Q: Why did you decide to undertake the ACICIS’ West Java Field Study Program?
I decided to undertake the ACICIS program for more reasons than I can list here! One of the biggest pushes was having taken part in the ACICIS Public Health Study Tour (PHST) last year. I was absolutely charmed by Indonesia – especially the people of Yogyakarta! After listening to seminars on women’s reproductive rights I was so inspired to learn more. I had dreamed up plans to return to Indonesia with some of my PHST peers and the West Java Field Study (WJFS) program was the best way to make this happen. It afforded me the flexibility to study exactly what I was really interested in and allowed me to do so outside of a classroom setting.
I was also really keen to learn Bahasa Indonesia and knowing that I would have to use it in the ‘field’ really incentivised me to study. I must also say that the support of the ACICIS staff was a massive reason for me doing this program!
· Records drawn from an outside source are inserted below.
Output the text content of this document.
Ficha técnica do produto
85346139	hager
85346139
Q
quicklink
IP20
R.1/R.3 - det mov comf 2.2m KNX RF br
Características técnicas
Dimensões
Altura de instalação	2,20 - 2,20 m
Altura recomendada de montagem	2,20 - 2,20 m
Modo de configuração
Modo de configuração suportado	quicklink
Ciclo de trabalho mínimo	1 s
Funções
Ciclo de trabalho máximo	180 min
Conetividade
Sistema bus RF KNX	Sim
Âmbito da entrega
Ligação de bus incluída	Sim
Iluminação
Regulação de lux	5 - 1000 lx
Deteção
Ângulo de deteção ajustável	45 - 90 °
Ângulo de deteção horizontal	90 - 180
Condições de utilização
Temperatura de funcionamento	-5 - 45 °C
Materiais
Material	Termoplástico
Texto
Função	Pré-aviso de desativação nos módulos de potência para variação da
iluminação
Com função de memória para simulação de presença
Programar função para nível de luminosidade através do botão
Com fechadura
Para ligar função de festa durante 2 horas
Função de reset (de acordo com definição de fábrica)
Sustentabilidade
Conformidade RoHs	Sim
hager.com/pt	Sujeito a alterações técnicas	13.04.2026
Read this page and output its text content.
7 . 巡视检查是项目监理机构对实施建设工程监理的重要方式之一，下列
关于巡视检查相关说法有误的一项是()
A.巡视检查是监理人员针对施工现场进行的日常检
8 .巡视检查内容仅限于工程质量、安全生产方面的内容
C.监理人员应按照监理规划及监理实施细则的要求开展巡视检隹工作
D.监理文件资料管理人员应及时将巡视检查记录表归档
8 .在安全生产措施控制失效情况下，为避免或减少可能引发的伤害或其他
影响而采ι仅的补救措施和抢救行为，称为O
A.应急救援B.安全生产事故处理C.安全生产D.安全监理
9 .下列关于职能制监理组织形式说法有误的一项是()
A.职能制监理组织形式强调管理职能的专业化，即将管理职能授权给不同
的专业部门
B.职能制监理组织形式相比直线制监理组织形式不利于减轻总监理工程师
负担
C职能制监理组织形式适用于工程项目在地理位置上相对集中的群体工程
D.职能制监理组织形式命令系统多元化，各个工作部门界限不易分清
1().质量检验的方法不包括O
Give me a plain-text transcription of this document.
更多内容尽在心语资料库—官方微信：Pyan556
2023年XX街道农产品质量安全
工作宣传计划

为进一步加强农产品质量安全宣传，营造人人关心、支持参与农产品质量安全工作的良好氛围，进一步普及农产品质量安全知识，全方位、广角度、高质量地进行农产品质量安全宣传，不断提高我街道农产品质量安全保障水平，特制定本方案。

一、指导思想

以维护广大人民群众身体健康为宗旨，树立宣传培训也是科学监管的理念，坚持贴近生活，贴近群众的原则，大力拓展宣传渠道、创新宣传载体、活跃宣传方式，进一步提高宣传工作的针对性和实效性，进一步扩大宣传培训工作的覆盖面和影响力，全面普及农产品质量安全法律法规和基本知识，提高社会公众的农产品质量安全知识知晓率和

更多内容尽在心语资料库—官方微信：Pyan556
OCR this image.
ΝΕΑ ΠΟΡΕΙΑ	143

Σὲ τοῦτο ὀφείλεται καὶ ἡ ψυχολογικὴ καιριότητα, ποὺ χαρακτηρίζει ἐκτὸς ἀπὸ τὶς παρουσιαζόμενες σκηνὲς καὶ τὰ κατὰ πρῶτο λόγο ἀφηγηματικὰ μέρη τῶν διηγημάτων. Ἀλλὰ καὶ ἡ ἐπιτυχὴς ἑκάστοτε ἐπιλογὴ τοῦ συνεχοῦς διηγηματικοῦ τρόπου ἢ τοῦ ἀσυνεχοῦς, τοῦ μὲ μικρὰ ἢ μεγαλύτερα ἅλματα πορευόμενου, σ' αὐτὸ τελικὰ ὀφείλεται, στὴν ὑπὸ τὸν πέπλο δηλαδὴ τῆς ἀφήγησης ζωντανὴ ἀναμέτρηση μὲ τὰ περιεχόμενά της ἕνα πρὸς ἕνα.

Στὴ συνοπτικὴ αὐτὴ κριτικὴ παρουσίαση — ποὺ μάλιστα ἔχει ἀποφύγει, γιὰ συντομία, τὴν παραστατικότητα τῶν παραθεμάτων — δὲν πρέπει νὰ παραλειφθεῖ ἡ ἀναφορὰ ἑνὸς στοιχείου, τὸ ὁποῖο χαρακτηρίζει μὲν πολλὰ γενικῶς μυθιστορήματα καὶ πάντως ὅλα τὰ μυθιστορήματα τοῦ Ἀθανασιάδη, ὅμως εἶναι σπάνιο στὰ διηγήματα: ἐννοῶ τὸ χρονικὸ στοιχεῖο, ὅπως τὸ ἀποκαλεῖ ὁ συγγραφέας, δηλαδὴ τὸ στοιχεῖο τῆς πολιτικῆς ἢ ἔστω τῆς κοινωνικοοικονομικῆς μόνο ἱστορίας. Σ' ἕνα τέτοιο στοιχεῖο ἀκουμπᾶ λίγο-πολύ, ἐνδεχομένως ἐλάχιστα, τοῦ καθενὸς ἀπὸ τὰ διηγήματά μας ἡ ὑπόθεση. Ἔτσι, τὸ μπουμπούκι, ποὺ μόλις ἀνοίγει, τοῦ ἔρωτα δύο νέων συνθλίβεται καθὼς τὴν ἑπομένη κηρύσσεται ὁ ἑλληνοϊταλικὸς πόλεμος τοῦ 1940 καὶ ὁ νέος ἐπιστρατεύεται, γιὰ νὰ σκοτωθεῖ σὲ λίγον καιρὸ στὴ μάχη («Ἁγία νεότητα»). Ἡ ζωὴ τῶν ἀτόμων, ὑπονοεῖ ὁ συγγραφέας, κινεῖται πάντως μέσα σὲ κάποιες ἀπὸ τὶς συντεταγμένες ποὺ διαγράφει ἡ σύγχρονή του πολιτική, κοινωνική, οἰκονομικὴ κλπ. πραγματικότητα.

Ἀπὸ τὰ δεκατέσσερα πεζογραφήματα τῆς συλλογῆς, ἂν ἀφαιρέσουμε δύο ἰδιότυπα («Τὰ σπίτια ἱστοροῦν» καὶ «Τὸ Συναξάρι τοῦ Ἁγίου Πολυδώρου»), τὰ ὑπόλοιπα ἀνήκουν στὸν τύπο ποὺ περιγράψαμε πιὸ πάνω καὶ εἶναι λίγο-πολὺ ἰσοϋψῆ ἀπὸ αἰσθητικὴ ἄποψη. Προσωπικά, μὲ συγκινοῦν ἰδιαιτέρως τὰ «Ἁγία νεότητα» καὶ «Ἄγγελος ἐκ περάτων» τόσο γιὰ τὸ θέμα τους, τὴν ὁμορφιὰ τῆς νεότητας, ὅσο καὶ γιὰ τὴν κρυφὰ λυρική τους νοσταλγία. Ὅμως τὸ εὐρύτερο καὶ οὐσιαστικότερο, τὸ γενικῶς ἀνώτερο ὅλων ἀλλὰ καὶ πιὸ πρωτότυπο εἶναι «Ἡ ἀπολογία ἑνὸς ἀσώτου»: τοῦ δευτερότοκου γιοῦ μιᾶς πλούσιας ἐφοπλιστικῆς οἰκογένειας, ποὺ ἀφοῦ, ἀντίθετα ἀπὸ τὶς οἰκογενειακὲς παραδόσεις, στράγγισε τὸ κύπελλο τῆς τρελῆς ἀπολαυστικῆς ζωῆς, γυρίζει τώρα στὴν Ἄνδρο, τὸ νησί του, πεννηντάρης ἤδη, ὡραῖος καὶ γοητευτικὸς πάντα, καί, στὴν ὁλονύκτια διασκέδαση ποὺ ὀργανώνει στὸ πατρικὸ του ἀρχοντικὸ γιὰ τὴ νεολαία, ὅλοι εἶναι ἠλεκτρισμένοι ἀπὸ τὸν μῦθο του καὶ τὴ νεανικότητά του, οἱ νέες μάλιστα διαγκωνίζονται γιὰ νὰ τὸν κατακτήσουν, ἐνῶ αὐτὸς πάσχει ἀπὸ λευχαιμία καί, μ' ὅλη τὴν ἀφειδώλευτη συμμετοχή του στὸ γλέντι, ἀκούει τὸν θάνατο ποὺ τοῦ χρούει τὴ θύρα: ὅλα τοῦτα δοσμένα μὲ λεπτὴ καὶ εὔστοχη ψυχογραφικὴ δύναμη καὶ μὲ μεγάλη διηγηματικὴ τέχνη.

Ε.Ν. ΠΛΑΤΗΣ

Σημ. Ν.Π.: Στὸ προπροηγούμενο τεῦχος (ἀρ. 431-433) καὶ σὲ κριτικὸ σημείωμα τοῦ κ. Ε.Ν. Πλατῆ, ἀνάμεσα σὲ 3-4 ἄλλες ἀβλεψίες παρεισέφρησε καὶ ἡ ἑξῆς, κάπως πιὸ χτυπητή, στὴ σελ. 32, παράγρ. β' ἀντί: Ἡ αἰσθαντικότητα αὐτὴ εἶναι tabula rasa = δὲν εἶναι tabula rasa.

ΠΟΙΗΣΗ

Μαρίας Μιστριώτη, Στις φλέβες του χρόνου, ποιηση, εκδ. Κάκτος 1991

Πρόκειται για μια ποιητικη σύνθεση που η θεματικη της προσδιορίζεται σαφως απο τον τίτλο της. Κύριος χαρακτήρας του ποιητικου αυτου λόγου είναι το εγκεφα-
I was finding it really challenging to find an exchange program that would allow me to receive credits towards my Honours year. ACICIS staff helped me to navigate the administrative complexities that come with studying abroad, making the process so much more enjoyable than if I had of attempted it alone! I am so grateful for the support that ACICIS staff provide. They make you feel very cared for.
Q: Did you receive a New Colombo Plan Mobility Grant? If so, how did this contribute to your experience in Indonesia?
Yes. I would not have been able to experience what I have experienced over the past six months without the generous support of the New Colombo Plan Scholarship. I am so grateful for this incredible initiative.
Q: What classes/units are you currently enrolled in?
I have been undertaking the West Java Field Study program, undertaking field research into maternal healthcare delivery in Indonesia and integrating my findings into an Honours year thesis at my home university.
Q: Are you involved in any clubs/societies at the university?
During my semester here in Indonesia, I have been able to attend seminars on birth in the era of climate change and to attend conferences on health and disaster management. I have also been able to participate in university hosted Indonesian-Australian film festivals, to attend writers festivals, to learn batik (a traditional form of wax-resistant dying) and to watch traditional music performances… along with many other enriching experiences!
Q: How will the West Java Field Study influence your future career or study?
The things I have seen, and the conversations I have had, will shape my career trajectory for many years to come. Before coming to Indonesia, my understanding of healthcare provision generally, and maternal healthcare specifically, was predominately an intellectual one. Here, I have been given the opportunity to witness healthcare unfolding. I have been able to learn from midwives, traditional birth attendants and OB-GYNs in a medical landscape very different to that of my home country. I have been able to better understand the myriad ways in which healthcare is mediated in culturally diverse settings and how professionals navigate these complex dynamics. I have gained nuance in my understanding of the complexities of the Indonesian health system and have learnt invaluable lessons from the both the people and initiatives here.
Q: What is the topic of your field study, and how are you conducting your field study activities?
I have been investigating understandings of a ‘good birth’ in settings of 21st century medical plurality. In essence, I have been exploring how health professionals navigate maternal healthcare delivery in settings where multiple medical systems coexist.
Q: Are you undertaking an internship while in Indonesia?
For part of my time in Indonesia, I have been undertaking an internship with a maternal health centre. I have been assisting with data collection, pre-natal yoga classes and attending to other needs of the clinic as they so arise. This has been invaluable in allowing me to better understand the daily operations of a maternal healthcare clinic in Indonesia, to gain intercultural intelligence about differences in medical models, to create relationships with the staff and community and to practice my Bahasa Indonesia.
Q: What do you like to do in your spare time in Bandung?
One of my favourite things about the city is its proximity to nature! I really like to take advantage of this. On weekends, friends and I have explored the outer regions of Bandung. A 30-minute motorbike ride can take you to beautiful lookouts and fresh, altitude air. If I decide to stay in the city for the weekend, I usually enjoy spending time in one of the many beautiful cafes or bookstores. There is an abundance.
Q: Favourite Indonesian food/ Favourite place to eat:
Nasi campur or karedok! Serve up anything with a lot of peanut sauce and I am there!
Q: Favourite Indonesian word/phrase:
Terima kasih. This means ‘thank you’ but literally translates as ‘to accept love’. I like this idea. Or ‘lidah buaya’ which is the word for aloe vera, but literally translates as crocodile’s tongue… I can’t think of a better way to describe it.
Q: What places in Indonesia have you visited during your Semester so far?
I have been able to engage in data collection in Bali and I have spent a fair bit of time in Yogyakarta, a really creative, chilled out city in Central Java. I have also had the privilege of travelling to the islands of West Nusa Tenggara and to the Komodo Islands (which are ridiculously spectacular and make you feel like you’re living a dream!!). Indonesia is such a wonderfully diverse country – both geographically and culturally – so there is plenty more I would love to explore! Good thing I’ll be around for a while.